Just how vulnerable is the internet?

BOSTON — An outage at a little-known firm that speeds up access to websites knocked a lot of top internet destinations offline on Tuesday, disrupting business and leisure for untold millions globally. The problem was quickly resolved. The company, Fastly, blamed a configuration error in its technology.

But the incident — Fastly’s traffic dropped 75% for about an hour just as the East Coast was beginning to stir — raises questions about how vulnerable the global internet is to more serious disruption.

Why Fastly’s technical problems led to so many outages

San Francisco-based Fastly isn’t a household name, but its “edge server” computing technology is used by many of the world’s most popular websites, such as The New York Times, Shopify, the Guardian, Ticketmaster, Pinterest, Etsy, Wayfair and Stripe. The British government is among its clients.

The company provides what’s called a content delivery network — an arrangement that allows customer websites to store data such as images and videos on various mirror servers across 26 countries so that the data is closer to users, and thus shows up faster. Many of Fastly’s customers are news sites that use its technology to update their websites with breaking news. Buzzfeed, for example, used Fastly to cut the time its users took to reach the site by half. Fastly had $290.9 million in revenues last year.

Alternate providers aren’t good alternative

Customers rely on Fastly and its rivals to host and protect their website data from denial-of-service attacks and disruption from spikes in traffic. Had this outage been more serious, customers could have moved to competitors such as Cloudflare or Akamai. But that’s not simple; many businesses would have had to scramble and might have suffered losses.

“You can’t switch quickly to another service unless you had it set up ahead of time,” said Doug Madory, an internet infrastructure expert with the traffic-measuring company Kentik. “If Fastly were down for a day, that would be pretty bad.”

Even if they do have an alternative provider, engineering a smooth switchover from one to another is not for the faint of heart, said Ben April, chief technical officer of Farsight Security.

Madory and other experts said Fastly and its competitors spend heavily and devote major engineering resources to reducing the possibilities of such outages and ensuring they can recover as quickly as Fastly did on Tuesday.

Such outages are not new — but not at all common. “There may be years between when a company has an outage like this,” Madory added. “I think we are going to have these very rare but probably impactful short outages for the foreseeable future.”

Other vulnerabilities

Like the content distribution network world, cloud computing — when computing services are entrusted to a remote provider — is dominated by just a few major players led by Amazon Web Services, Google and Microsoft. Amazon, the biggest cloud provider, periodically has brief outages, which are a big deal for customers.
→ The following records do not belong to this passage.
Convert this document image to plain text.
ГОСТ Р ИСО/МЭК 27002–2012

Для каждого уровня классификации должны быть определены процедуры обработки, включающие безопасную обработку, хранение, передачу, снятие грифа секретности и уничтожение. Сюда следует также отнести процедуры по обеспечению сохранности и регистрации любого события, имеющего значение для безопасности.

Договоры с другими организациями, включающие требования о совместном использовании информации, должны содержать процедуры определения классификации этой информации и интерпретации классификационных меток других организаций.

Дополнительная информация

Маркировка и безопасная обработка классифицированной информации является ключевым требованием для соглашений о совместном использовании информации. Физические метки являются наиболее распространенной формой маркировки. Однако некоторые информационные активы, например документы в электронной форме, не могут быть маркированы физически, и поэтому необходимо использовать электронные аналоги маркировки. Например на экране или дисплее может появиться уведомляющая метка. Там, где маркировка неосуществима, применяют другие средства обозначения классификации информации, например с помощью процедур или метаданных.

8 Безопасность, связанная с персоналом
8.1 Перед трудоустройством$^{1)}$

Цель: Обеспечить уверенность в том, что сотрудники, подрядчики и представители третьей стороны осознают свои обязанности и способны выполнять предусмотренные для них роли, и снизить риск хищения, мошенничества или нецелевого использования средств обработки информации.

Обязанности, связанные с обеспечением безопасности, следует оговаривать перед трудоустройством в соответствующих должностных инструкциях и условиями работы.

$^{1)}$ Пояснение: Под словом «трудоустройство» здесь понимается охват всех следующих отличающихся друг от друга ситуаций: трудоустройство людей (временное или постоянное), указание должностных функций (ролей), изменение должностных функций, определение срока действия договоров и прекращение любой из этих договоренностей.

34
“And if it became a major outage of, say, more than six, eight hours — but days — it could put companies out of business,” said Josh Chessman, an analyst with the tech market researcher Gartner Inc.

The question is: What could cause such a serious outage that might destroy customer data? A major cyberattack is one possibility. Another is fire or catastrophic natural disaster. These businesses, after all, are based in datacenters. In March, a fire at a datacenter in Strasbourg, France, owned by a major cloud computing firm knocked out service to millions of websites.
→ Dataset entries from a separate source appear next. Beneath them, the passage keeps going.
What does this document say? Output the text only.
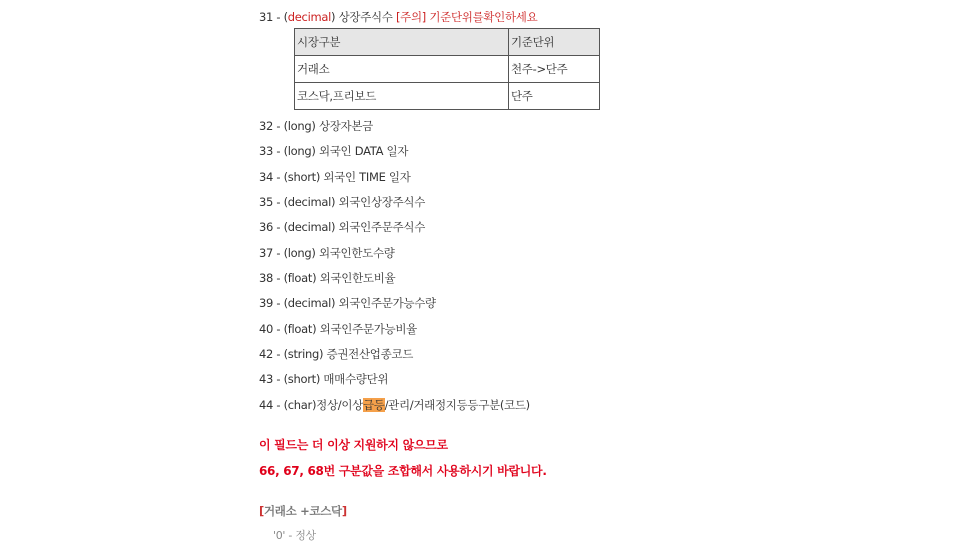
31 - (decimal) 상장주식수 [주의] 기준단위를확인하세요
시장구분	기준단위
거래소	천주->단주
코스닥,프리보드	단주
32 - (long) 상장자본금
33 - (long) 외국인 DATA 일자
34 - (short) 외국인 TIME 일자
35 - (decimal) 외국인상장주식수
36 - (decimal) 외국인주문주식수
37 - (long) 외국인한도수량
38 - (float) 외국인한도비율
39 - (decimal) 외국인주문가능수량
40 - (float) 외국인주문가능비율
42 - (string) 증권전산업종코드
43 - (short) 매매수량단위
44 - (char)정상/이상급등/관리/거래정지등등구분(코드)
이 필드는 더 이상 지원하지 않으므로
66, 67, 68번 구분값을 조합해서 사용하시기 바랍니다.
[거래소 +코스닥]
'0' - 정상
Setting security standards

“I don’t know that we need regulation,” Chessman said. Suppose Congress proposed to mandate additional cloud providers to increase competition. “How do you do that?” he asked.

Of course, the federal government can set new standards for security at companies that control vast data resources online. It’s already beginning to tighten up cybersecurity requirements for critical infrastructure in the energy sector following last month’s cyberattack on the Colonial Pipeline, he said.

In a regulatory filing last year, Fastly said it had been subject to “cyber-attacks from third parties — including parties who we believe are sponsored by government actors.” Those attacks “have strained our network” and could harm it in the future, it said.

Businesses and consumers, meanwhile, should be thinking seriously about how much they should rely on the cloud for their most valuable data. “If there’s an outage, what’s the impact on our business?” Chessman asked. Perhaps it makes sense not to rely on a cloud-based service for your company’s email if you’d go bankrupt without it during a two-week outage.

But running your own email and backup services is complicated and costly — one reason companies turned to the cloud in the first place.